Rare Earth Lattice Optimization Towards High-Performance Ni-Rich Layered Cathodes

High-Ni layered oxide cathode materials are promising cathode materials for high-energy-density lithium-ion batteries (LIBs). However, high-Ni layered oxide cathodes still face issues, such as rapid structural collapse and surface parasitic reactions. Herein, a universal strategy using rare earth (La, Pr, Sm, Eu, Tb, Ho, etc.) lattice-optimized spray-drying preparation combined with the integration of a solid-state synthesis process for preparing spherically high-Ni cathodes is probed. This practical method synergizes rare earth lattice optimization and an artificial coating strategy for high-performance high-Ni LiNi_0.84Co_0.12Al_0.03Ho_0.01O₂ cathodes.

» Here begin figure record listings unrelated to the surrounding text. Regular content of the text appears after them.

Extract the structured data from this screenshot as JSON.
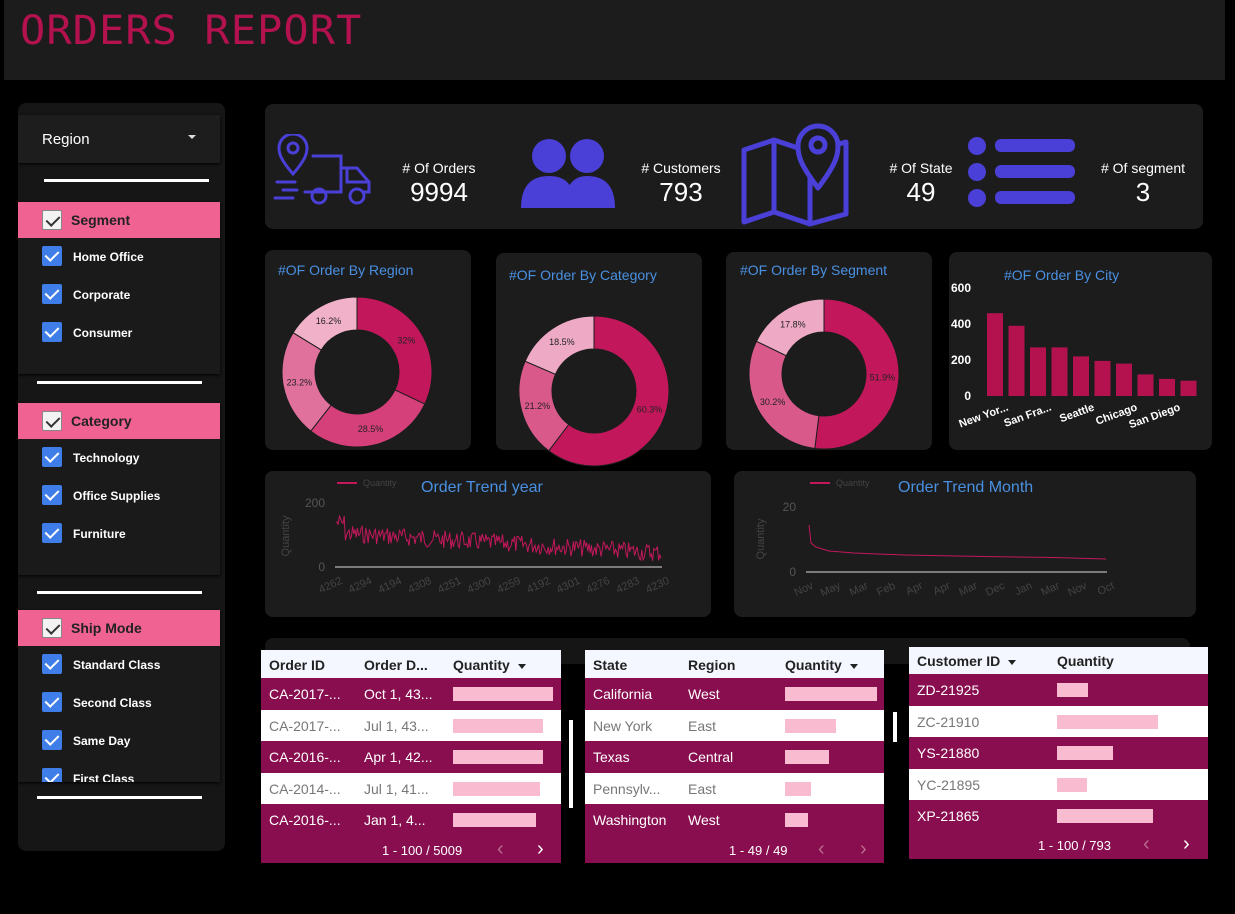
{
  "header": {
    "title": "ORDERS REPORT"
  },
  "sidebar": {
    "region": {
      "label": "Region"
    },
    "segment": {
      "title": "Segment",
      "items": [
        "Home Office",
        "Corporate",
        "Consumer"
      ]
    },
    "category": {
      "title": "Category",
      "items": [
        "Technology",
        "Office Supplies",
        "Furniture"
      ]
    },
    "ship_mode": {
      "title": "Ship Mode",
      "items": [
        "Standard Class",
        "Second Class",
        "Same Day",
        "First Class"
      ]
    }
  },
  "kpis": [
    {
      "label": "# Of Orders",
      "value": "9994",
      "icon": "truck-location-icon"
    },
    {
      "label": "# Customers",
      "value": "793",
      "icon": "users-icon"
    },
    {
      "label": "# Of State",
      "value": "49",
      "icon": "map-pin-icon"
    },
    {
      "label": "# Of segment",
      "value": "3",
      "icon": "list-icon"
    }
  ],
  "charts": {
    "region_title": "#OF Order By Region",
    "category_title": "#OF Order By Category",
    "segment_title": "#OF Order By Segment",
    "city_title": "#OF Order By City",
    "trend_year_title": "Order Trend year",
    "trend_month_title": "Order Trend Month",
    "legend_label": "Quantity",
    "axis_label": "Quantity"
  },
  "chart_data": [
    {
      "type": "pie",
      "title": "#OF Order By Region",
      "labels": [
        "32%",
        "28.5%",
        "23.2%",
        "16.2%"
      ],
      "values": [
        32,
        28.5,
        23.2,
        16.2
      ],
      "colors": [
        "#c2185b",
        "#d6407a",
        "#e0719c",
        "#f1b2c9"
      ]
    },
    {
      "type": "pie",
      "title": "#OF Order By Category",
      "labels": [
        "60.3%",
        "21.2%",
        "18.5%"
      ],
      "values": [
        60.3,
        21.2,
        18.5
      ],
      "colors": [
        "#c2185b",
        "#d95a8a",
        "#eeaac4"
      ]
    },
    {
      "type": "pie",
      "title": "#OF Order By Segment",
      "labels": [
        "51.9%",
        "30.2%",
        "17.8%"
      ],
      "values": [
        51.9,
        30.2,
        17.8
      ],
      "colors": [
        "#c2185b",
        "#d95a8a",
        "#eeaac4"
      ]
    },
    {
      "type": "bar",
      "title": "#OF Order By City",
      "categories": [
        "New Yor...",
        "",
        "San Fra...",
        "",
        "Seattle",
        "",
        "Chicago",
        "",
        "San Diego",
        ""
      ],
      "values": [
        460,
        390,
        270,
        270,
        220,
        195,
        180,
        120,
        95,
        85
      ],
      "yticks": [
        "600",
        "400",
        "200",
        "0"
      ],
      "ylim": [
        0,
        600
      ],
      "color": "#b3124f"
    },
    {
      "type": "line",
      "title": "Order Trend year",
      "series": [
        {
          "name": "Quantity"
        }
      ],
      "xticks": [
        "4262",
        "4294",
        "4194",
        "4308",
        "4251",
        "4300",
        "4259",
        "4192",
        "4301",
        "4276",
        "4283",
        "4230"
      ],
      "yticks": [
        "200",
        "0"
      ],
      "ylabel": "Quantity"
    },
    {
      "type": "line",
      "title": "Order Trend Month",
      "series": [
        {
          "name": "Quantity"
        }
      ],
      "xticks": [
        "Nov",
        "May",
        "Mar",
        "Feb",
        "Apr",
        "Apr",
        "Mar",
        "Dec",
        "Jan",
        "Mar",
        "Nov",
        "Oct"
      ],
      "yticks": [
        "20",
        "0"
      ],
      "ylabel": "Quantity"
    }
  ],
  "table_orders": {
    "headers": [
      "Order ID",
      "Order D...",
      "Quantity"
    ],
    "rows": [
      {
        "id": "CA-2017-...",
        "date": "Oct 1, 43...",
        "q": 1.0
      },
      {
        "id": "CA-2017-...",
        "date": "Jul 1, 43...",
        "q": 0.9
      },
      {
        "id": "CA-2016-...",
        "date": "Apr 1, 42...",
        "q": 0.9
      },
      {
        "id": "CA-2014-...",
        "date": "Jul 1, 41...",
        "q": 0.87
      },
      {
        "id": "CA-2016-...",
        "date": "Jan 1, 4...",
        "q": 0.83
      }
    ],
    "pager": "1 - 100 / 5009"
  },
  "table_states": {
    "headers": [
      "State",
      "Region",
      "Quantity"
    ],
    "rows": [
      {
        "state": "California",
        "region": "West",
        "q": 1.0
      },
      {
        "state": "New York",
        "region": "East",
        "q": 0.55
      },
      {
        "state": "Texas",
        "region": "Central",
        "q": 0.48
      },
      {
        "state": "Pennsylv...",
        "region": "East",
        "q": 0.28
      },
      {
        "state": "Washington",
        "region": "West",
        "q": 0.25
      }
    ],
    "pager": "1 - 49 / 49"
  },
  "table_customers": {
    "headers": [
      "Customer ID",
      "Quantity"
    ],
    "rows": [
      {
        "id": "ZD-21925",
        "q": 0.31
      },
      {
        "id": "ZC-21910",
        "q": 1.0
      },
      {
        "id": "YS-21880",
        "q": 0.55
      },
      {
        "id": "YC-21895",
        "q": 0.3
      },
      {
        "id": "XP-21865",
        "q": 0.95
      }
    ],
    "pager": "1 - 100 / 793"
  }
}
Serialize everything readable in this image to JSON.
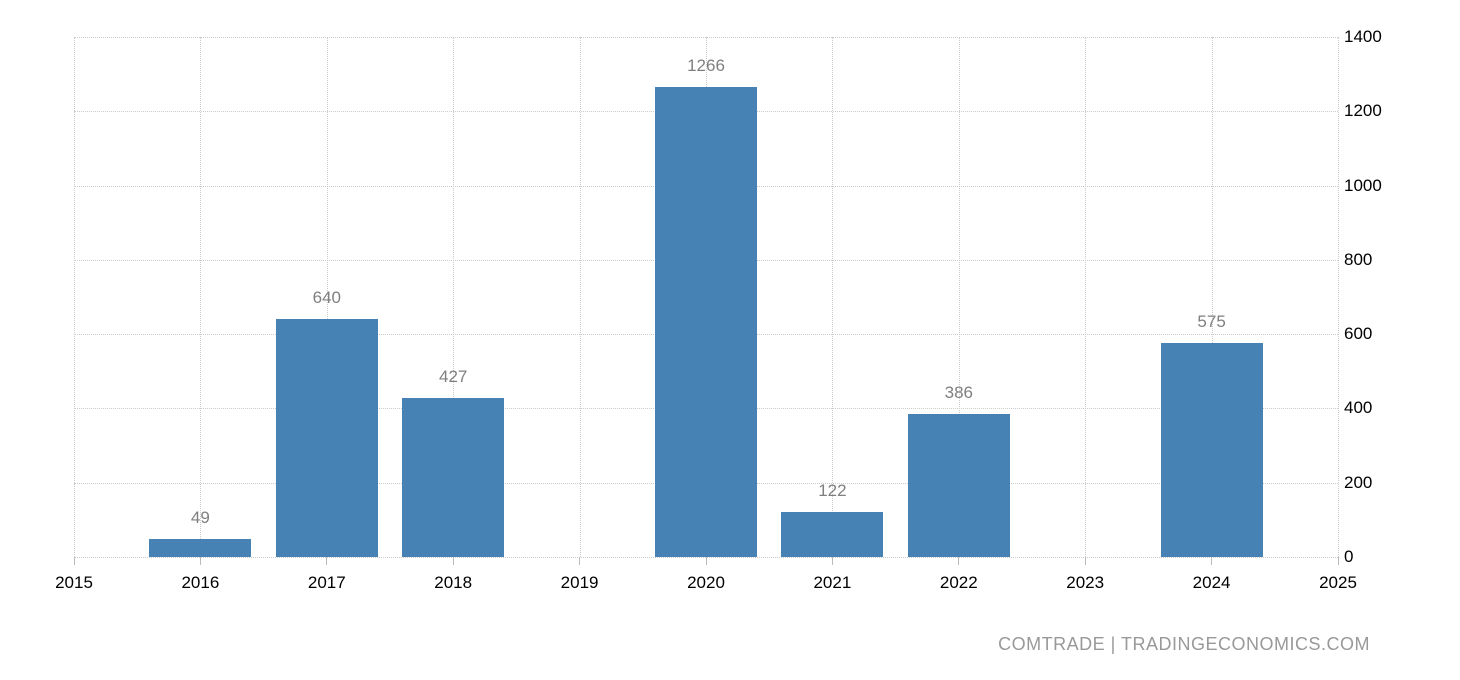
{
  "chart_data": {
    "type": "bar",
    "title": "",
    "xlabel": "",
    "ylabel": "",
    "x": [
      2016,
      2017,
      2018,
      2020,
      2021,
      2022,
      2024
    ],
    "values": [
      49,
      640,
      427,
      1266,
      122,
      386,
      575
    ],
    "value_labels": [
      "49",
      "640",
      "427",
      "1266",
      "122",
      "386",
      "575"
    ],
    "x_axis_ticks": [
      "2015",
      "2016",
      "2017",
      "2018",
      "2019",
      "2020",
      "2021",
      "2022",
      "2023",
      "2024",
      "2025"
    ],
    "y_axis_ticks": [
      "0",
      "200",
      "400",
      "600",
      "800",
      "1000",
      "1200",
      "1400"
    ],
    "xlim": [
      2015,
      2025
    ],
    "ylim": [
      0,
      1400
    ],
    "y_axis_side": "right",
    "grid": "dotted",
    "legend": "none",
    "colors": {
      "bar": "#4682b4",
      "grid": "#cccccc",
      "tick": "#bbbbbb",
      "axis_label": "#000000",
      "value_label": "#7f7f7f",
      "watermark": "#999999"
    }
  },
  "watermark": {
    "text": "COMTRADE | TRADINGECONOMICS.COM"
  }
}
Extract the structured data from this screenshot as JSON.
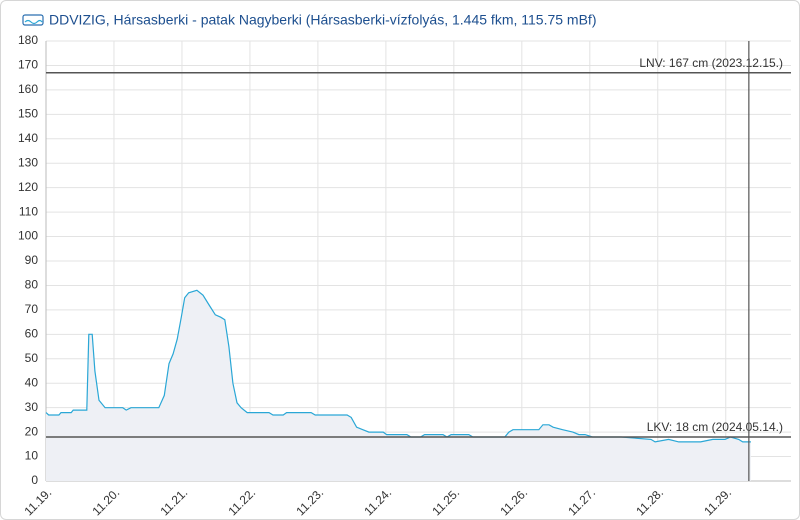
{
  "chart_data": {
    "type": "line",
    "title": "DDVIZIG, Hársasberki - patak Nagyberki (Hársasberki-vízfolyás, 1.445 fkm, 115.75 mBf)",
    "x": [
      0,
      0.04,
      0.19,
      0.22,
      0.37,
      0.4,
      0.6,
      0.63,
      0.68,
      0.72,
      0.78,
      0.87,
      1.13,
      1.18,
      1.25,
      1.66,
      1.74,
      1.81,
      1.87,
      1.93,
      1.99,
      2.04,
      2.1,
      2.22,
      2.31,
      2.4,
      2.49,
      2.57,
      2.63,
      2.69,
      2.75,
      2.81,
      2.87,
      2.96,
      3.28,
      3.34,
      3.49,
      3.54,
      3.9,
      3.96,
      4.43,
      4.49,
      4.57,
      4.66,
      4.75,
      4.96,
      5.01,
      5.31,
      5.37,
      5.51,
      5.57,
      5.84,
      5.9,
      5.96,
      6.22,
      6.28,
      6.75,
      6.81,
      6.87,
      6.96,
      7.01,
      7.25,
      7.31,
      7.4,
      7.46,
      7.6,
      7.75,
      7.84,
      7.93,
      8.04,
      8.46,
      8.9,
      8.96,
      9.16,
      9.31,
      9.63,
      9.81,
      9.99,
      10.07,
      10.19,
      10.25,
      10.37
    ],
    "series": [
      {
        "color": "#2aa7d6",
        "fill": "#eef0f5",
        "values": [
          28,
          27,
          27,
          28,
          28,
          29,
          29,
          60,
          60,
          45,
          33,
          30,
          30,
          29,
          30,
          30,
          35,
          48,
          52,
          58,
          67,
          75,
          77,
          78,
          76,
          72,
          68,
          67,
          66,
          55,
          40,
          32,
          30,
          28,
          28,
          27,
          27,
          28,
          28,
          27,
          27,
          26,
          22,
          21,
          20,
          20,
          19,
          19,
          18,
          18,
          19,
          19,
          18,
          19,
          19,
          18,
          18,
          20,
          21,
          21,
          21,
          21,
          23,
          23,
          22,
          21,
          20,
          19,
          19,
          18,
          18,
          17,
          16,
          17,
          16,
          16,
          17,
          17,
          18,
          17,
          16,
          16
        ]
      }
    ],
    "xlim": [
      0,
      10.96
    ],
    "xticks": [
      {
        "value": 0,
        "label": "11.19."
      },
      {
        "value": 1,
        "label": "11.20."
      },
      {
        "value": 2,
        "label": "11.21."
      },
      {
        "value": 3,
        "label": "11.22."
      },
      {
        "value": 4,
        "label": "11.23."
      },
      {
        "value": 5,
        "label": "11.24."
      },
      {
        "value": 6,
        "label": "11.25."
      },
      {
        "value": 7,
        "label": "11.26."
      },
      {
        "value": 8,
        "label": "11.27."
      },
      {
        "value": 9,
        "label": "11.28."
      },
      {
        "value": 10,
        "label": "11.29."
      }
    ],
    "ylim": [
      0,
      180
    ],
    "yticks": [
      0,
      10,
      20,
      30,
      40,
      50,
      60,
      70,
      80,
      90,
      100,
      110,
      120,
      130,
      140,
      150,
      160,
      170,
      180
    ],
    "grid": true,
    "reference_lines": [
      {
        "value": 167,
        "label": "LNV: 167 cm (2023.12.15.)"
      },
      {
        "value": 18,
        "label": "LKV: 18 cm (2024.05.14.)"
      }
    ],
    "vline": 10.34
  }
}
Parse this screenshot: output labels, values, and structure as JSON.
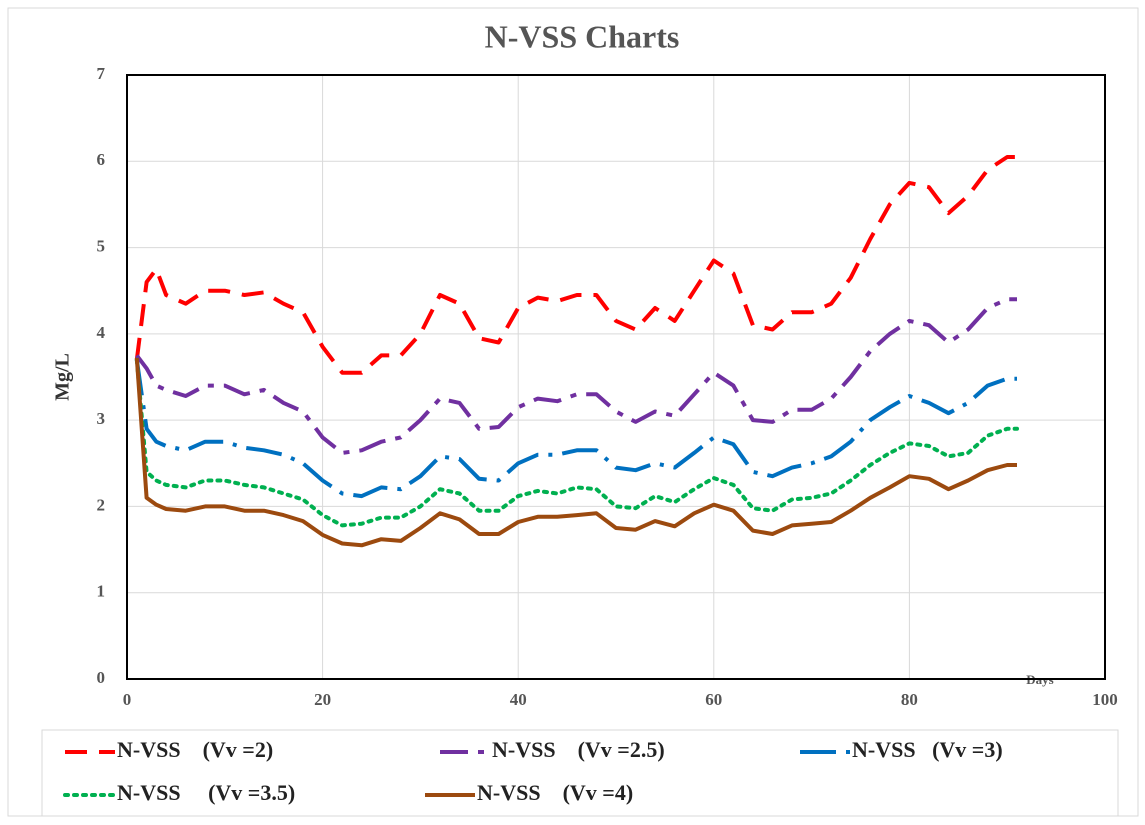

The doping of Ho mitigates the mixing of Li⁺ and Ni²⁺ ions, and the suitable ionic radius ofHo element enlarges the plane spacing and promotes the rapid diffusion of Li⁺ within the particles without causing significant lattice distortion. The cathodes show a high capacity of 223.7 mAh g⁻¹ at 0.2 C and keep an ultra-stable cycling stability even after 1200 cycles at the full-cell level. This work provides a facile and highly efficient strategy for designing spherical, high-capacity, and long-cycle-life high-Ni layered oxide cathodes for practically sustainable LIBs.